I urge every Daily Dirt reader to read Morris's piece in its entirety. It is a truly spectacular example of political judo. In one of the boldest attempts at reversal yer old pal Jerky has ever seen, Morris points out the elephant in the living room, and calls it a donkey. He does this because, being a knowledgeable political insider, he understands the truth about exit polls. He even admits to this truth, straight up: "Exit polls are almost never wrong. … So reliable are the surveys that actually tap voters as they leave the polling places that they are used as guides to the relative honesty of elections in Third World countries."

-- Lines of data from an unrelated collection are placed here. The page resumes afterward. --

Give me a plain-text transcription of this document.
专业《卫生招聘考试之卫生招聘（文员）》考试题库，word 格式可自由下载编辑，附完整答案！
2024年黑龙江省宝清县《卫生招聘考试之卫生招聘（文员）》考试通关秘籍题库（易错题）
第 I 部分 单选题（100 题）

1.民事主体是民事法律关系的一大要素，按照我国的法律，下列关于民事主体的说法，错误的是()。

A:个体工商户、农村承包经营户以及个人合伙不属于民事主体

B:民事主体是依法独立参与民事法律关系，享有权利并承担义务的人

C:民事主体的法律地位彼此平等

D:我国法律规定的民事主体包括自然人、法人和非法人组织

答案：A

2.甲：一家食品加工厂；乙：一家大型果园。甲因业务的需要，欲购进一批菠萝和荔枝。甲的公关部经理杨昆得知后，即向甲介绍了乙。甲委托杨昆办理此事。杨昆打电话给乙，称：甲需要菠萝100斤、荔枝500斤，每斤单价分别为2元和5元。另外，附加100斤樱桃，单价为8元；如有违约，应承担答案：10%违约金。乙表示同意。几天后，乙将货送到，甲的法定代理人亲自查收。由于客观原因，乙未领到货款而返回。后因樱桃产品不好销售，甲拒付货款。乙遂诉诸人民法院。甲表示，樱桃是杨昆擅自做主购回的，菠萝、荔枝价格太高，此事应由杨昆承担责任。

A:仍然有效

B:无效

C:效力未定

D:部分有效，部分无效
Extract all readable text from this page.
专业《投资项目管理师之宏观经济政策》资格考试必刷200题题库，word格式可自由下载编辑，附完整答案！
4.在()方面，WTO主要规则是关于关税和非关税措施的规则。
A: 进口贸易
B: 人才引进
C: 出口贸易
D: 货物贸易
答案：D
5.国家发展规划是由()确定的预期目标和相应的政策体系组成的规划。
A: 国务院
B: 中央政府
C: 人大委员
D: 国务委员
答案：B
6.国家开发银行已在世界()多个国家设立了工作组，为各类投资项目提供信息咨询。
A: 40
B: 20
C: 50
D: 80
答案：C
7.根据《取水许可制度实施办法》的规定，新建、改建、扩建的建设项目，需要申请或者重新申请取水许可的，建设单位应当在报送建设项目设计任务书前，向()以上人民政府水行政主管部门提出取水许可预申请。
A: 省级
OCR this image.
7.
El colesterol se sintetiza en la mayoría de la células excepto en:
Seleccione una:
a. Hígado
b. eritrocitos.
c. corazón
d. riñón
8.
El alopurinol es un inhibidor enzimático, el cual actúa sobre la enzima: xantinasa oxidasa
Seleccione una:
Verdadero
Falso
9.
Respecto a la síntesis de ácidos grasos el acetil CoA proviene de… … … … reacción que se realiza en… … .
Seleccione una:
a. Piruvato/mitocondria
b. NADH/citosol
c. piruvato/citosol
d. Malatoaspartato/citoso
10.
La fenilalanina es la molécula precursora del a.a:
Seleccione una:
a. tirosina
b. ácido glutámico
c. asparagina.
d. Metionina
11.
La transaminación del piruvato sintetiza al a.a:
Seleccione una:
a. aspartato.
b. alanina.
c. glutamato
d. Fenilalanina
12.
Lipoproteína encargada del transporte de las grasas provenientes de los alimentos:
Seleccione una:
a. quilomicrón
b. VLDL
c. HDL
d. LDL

This is true. And yet, despite his acknowledgement, Morris's explanation for the vast gap between exit poll results and the official vote count is to cry sabotage. Not sabotage of the voting machines, mind you; nor of the unsupervised counting that went on behind closed doors, away from the prying eyes of journalists, sometimes under cover of non-existent Homeland Security edict. No... According to Morris, it was the exit polls, themselves, that were sabotaged!
Just imagine it… hundreds of exit poll workers at literally thousands of voting locations spread all across the nation, coordinating a heinous and intricate plot "to dampen Bush turnout in the Central, Mountain, and Pacific time zones by conveying the impression that the president's candidacy was a lost cause." What with it's posing such a grave threat to Republican legitimacy, is it any wonder that RNC Chairman Ed Gillespie wants to abandon the practice of exit polling, altogether?